Konstitusi Indonesia dengan tegas menjadikan lingkungan sebagai bagian dari hak asasi manusia (HAM) yang harus dijaga eksistensinya dari pencemaran maupun kerusakan. Bunyi Pasal 28H ayat (1) UUD 1945 menyatakan: “Setiap orang berhak hidup sejahtera lahir dan batin, bertempat tinggal, dan mendapatkan lingkungan hidup yang baik dan sehat serta berhak memperoleh pelayanan kesehatan”. Frasa ini memberikan makna yang sangat krusial terhadap keberlangsungan lingkungan yang baik dan sehat agar kehidupan manusia, kesejahteraannya, dan juga hak kesehatannya tidak terganggu dan tidak hilang karena lingkungan tercemar dan rusak. Oleh sebab itu, tidak mungkin kesejahteraan manusia akan dicapai dan pelayanan kesehatan yang baik akan terwujud tanpa diimbangi dengan kondisi lingkungan yang baik dan sehat.

Realitas Pencemaran dan Kerusakan Lingkungan

Data Badan Pusat Statistik (BPS) menunjukkan sepanjang tahun 2021 telah terjadi pencemaran air sekitar 10.683 Desa/Kelurahan di Indonesia. Pencemaran air tersebut yang paling dominan terjadi di Jawa Tengah, sekitar 1.310, Jawa Barat sekitar 1.217, Jawa Timur sekitar 1.152, Kalimantan Barat sekitar 715, Sumatera Utara sekitar 673, Kalimantan Tengah sekitar 610, Sumatera Selatan sekitar 440, dan Kalimantan Selatan sekitar 396.

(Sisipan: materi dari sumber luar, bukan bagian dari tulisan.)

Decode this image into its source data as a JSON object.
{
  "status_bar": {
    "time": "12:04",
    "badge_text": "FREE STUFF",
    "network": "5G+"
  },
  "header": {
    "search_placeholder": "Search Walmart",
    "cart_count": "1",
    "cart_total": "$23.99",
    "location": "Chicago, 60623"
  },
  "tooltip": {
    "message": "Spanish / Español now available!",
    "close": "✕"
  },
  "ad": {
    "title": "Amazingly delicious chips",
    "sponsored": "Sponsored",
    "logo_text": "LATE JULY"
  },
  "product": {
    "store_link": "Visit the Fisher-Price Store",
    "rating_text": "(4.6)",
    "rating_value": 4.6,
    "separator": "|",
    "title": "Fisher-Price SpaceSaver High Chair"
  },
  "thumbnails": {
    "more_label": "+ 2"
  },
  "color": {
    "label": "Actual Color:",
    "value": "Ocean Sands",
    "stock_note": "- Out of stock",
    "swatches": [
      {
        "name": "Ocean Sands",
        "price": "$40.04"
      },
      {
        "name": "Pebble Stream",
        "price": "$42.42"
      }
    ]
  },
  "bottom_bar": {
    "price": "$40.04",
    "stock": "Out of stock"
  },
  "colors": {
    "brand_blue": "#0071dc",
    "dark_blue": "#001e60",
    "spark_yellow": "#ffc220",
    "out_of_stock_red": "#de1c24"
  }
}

Disamping itu juga, ada sekitar 6.160 Desa/Kelurahan mengalami pencemaran air dari limbah rumah tangga, 4.496 Desa/Kelurahan mengalami pencemaran dari limbah pabrik, dan 27 Desa/Kelurahan dari sumber-sumber lainnya. Selain pencemaran air, ada sekitar 1.499 Desa/Kelurahan mengalami pencemaran tanah, dan 5.644 Desa/Kelurahan mengalami pencemaran udara.

Sejalan dengan BPS, Adi Ahdiat (2022) dengan mengutip catatan laporan EPI (Environmental Performance Index) 2022 menjelaskan tentang kondisi lingkungan di Indonesia tergolong buruk di skala global dan skala regional Asia Pasifik. Indikator riset yang dilakukan EPI terangkum dalam tiga aspek, yaitu: kesehatan lingkungan, iklim, dan daya hidup ekosistem. Indonesia menempati peringkat ke-164 dari total jumlah 180 negara yang diriset. Jika dilihat dalam skala regional, posisi Indonesia berada pada jajaran bawah, yakni di peringkat ke-22 dari 25 negara Asia Pasifik atau peringkat ke-8 dari 10 negara ASEAN.

Berdasarkan laporan tersebut, Indonesia mendapat nilai rendah untuk semua indikator, dengan rincian skor daya hidup ekosistem 34,1, skor kesehatan lingkungan 25,3, dan skor kebijakan mitigasi perubahan iklim 23,2 dari 100.(https://databoks.katadata.co.id/datapublish/2022).

Realitas pencemaran dan kerusakan lingkungan yang terjadi hampir di seluruh titik wilayah Indonesia menunjukkan fakta konkret hubungan manusia dan lingkungan saat ini sedang tidak baik-baik saja, mengalami disharmonisasi, dan disorientasi. Bahkan, dalam pandangan Jimly Asshiddiqie (2016) kerusakan lingkungan akibat ulah tangan manusia telah mencapai titik kulminasi tertinggi. Sederet bencana lingkungan yang terjadi telah menjadi bukti yang tidak terbantahkan bahwa antara manusia dan alam sudah semakin tidak bersahabat.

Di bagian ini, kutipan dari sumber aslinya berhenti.